Confira a nota da Azab na íntegra:

A Associação de Zoológicos e Aquários do Brasil (Azab) informa que a prioridade, neste momento, é cuidar dos indivíduos que chegaram ao Brasil, de forma a garantir bem-estar e qualidade de vida. De início, o retorno desses animais para a África do Sul pode parecer a alternativa mais assertiva. No entanto, é necessário analisar o contexto, uma vez que se trata de uma situação bastante complexa.

É necessário levar em consideração a trajetória desses animais até aqui. As girafas foram retiradas do ambiente onde viviam, passaram por uma quarentena, enfrentaram uma longa viagem, chegaram ao Brasil e aqui estão novamente em uma quarentena. Vale ressaltar que o retorno desses indivíduos para seu país de origem envolveria todo esse processo novamente, no qual exige analisar questões sanitárias, comportamentais e genéticas para inserí-los em um programa de reintrodução.

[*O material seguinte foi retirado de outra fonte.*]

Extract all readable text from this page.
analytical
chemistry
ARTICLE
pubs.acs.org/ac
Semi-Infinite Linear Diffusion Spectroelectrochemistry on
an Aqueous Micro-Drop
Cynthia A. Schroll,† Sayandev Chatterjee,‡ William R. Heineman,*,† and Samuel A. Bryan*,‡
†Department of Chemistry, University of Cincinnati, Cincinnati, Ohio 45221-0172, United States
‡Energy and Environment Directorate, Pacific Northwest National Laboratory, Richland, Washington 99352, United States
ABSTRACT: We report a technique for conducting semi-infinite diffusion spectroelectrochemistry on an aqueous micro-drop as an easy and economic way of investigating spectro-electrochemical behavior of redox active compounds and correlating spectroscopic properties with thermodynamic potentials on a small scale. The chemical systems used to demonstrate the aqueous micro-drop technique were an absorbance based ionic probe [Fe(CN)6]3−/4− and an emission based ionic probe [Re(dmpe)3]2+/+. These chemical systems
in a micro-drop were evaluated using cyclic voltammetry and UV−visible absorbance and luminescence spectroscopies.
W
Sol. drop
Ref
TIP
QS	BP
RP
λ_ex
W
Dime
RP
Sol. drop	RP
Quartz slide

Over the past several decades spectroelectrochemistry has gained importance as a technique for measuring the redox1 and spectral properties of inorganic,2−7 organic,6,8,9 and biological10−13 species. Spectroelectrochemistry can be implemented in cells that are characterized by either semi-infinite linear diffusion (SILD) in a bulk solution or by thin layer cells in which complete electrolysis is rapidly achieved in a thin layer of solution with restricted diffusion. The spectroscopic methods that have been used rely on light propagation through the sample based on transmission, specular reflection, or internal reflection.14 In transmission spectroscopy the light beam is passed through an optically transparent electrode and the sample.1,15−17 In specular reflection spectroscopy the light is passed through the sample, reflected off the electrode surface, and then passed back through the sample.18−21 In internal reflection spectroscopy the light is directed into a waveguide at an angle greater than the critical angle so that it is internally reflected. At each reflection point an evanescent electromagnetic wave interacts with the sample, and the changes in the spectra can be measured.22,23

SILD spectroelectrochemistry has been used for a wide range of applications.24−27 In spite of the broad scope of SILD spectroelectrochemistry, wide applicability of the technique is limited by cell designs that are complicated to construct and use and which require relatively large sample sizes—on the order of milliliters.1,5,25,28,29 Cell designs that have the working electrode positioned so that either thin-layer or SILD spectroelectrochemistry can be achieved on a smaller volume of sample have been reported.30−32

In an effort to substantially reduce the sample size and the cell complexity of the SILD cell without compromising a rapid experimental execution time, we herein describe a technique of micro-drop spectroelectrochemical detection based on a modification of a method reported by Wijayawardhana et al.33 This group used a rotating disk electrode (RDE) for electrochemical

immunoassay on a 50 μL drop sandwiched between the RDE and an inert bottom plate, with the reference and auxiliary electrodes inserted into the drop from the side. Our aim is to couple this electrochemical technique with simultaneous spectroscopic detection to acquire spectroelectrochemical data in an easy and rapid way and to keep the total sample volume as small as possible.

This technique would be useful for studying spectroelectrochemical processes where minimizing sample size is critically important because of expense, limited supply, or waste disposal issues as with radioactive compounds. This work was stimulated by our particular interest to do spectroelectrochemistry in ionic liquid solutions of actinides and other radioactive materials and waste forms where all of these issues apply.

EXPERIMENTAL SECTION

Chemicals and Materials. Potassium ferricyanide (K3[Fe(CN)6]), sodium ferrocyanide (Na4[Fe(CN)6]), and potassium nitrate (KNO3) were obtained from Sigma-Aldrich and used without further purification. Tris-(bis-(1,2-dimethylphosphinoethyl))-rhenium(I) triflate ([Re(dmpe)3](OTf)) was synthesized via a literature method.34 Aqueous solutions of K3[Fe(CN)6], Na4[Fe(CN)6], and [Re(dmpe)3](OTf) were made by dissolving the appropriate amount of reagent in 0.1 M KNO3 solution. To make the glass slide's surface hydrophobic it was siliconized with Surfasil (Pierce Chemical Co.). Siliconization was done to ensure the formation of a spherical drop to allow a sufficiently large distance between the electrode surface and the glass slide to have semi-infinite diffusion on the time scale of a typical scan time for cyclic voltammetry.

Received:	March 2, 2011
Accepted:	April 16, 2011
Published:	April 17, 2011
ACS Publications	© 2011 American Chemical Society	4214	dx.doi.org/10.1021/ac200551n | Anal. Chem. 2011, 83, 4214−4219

Além disso, cabe reforçar que própria legislação da África do Sul permite, em muitas regiões, o manejo para controle populacional da espécie. Diante desse fato, a Azab acredita ser sensato contribuir para a permanência desses animais no Brasil e, mais do que isso, garantir que recebam os cuidados necessários, independentemente de onde estejam.

A Associação enfatiza que a maior preocupação, neste momento, é garantir o melhor para as girafas. Para isso, a Azab se colocou à disposição dos órgãos competentes para auxiliar no que for necessário.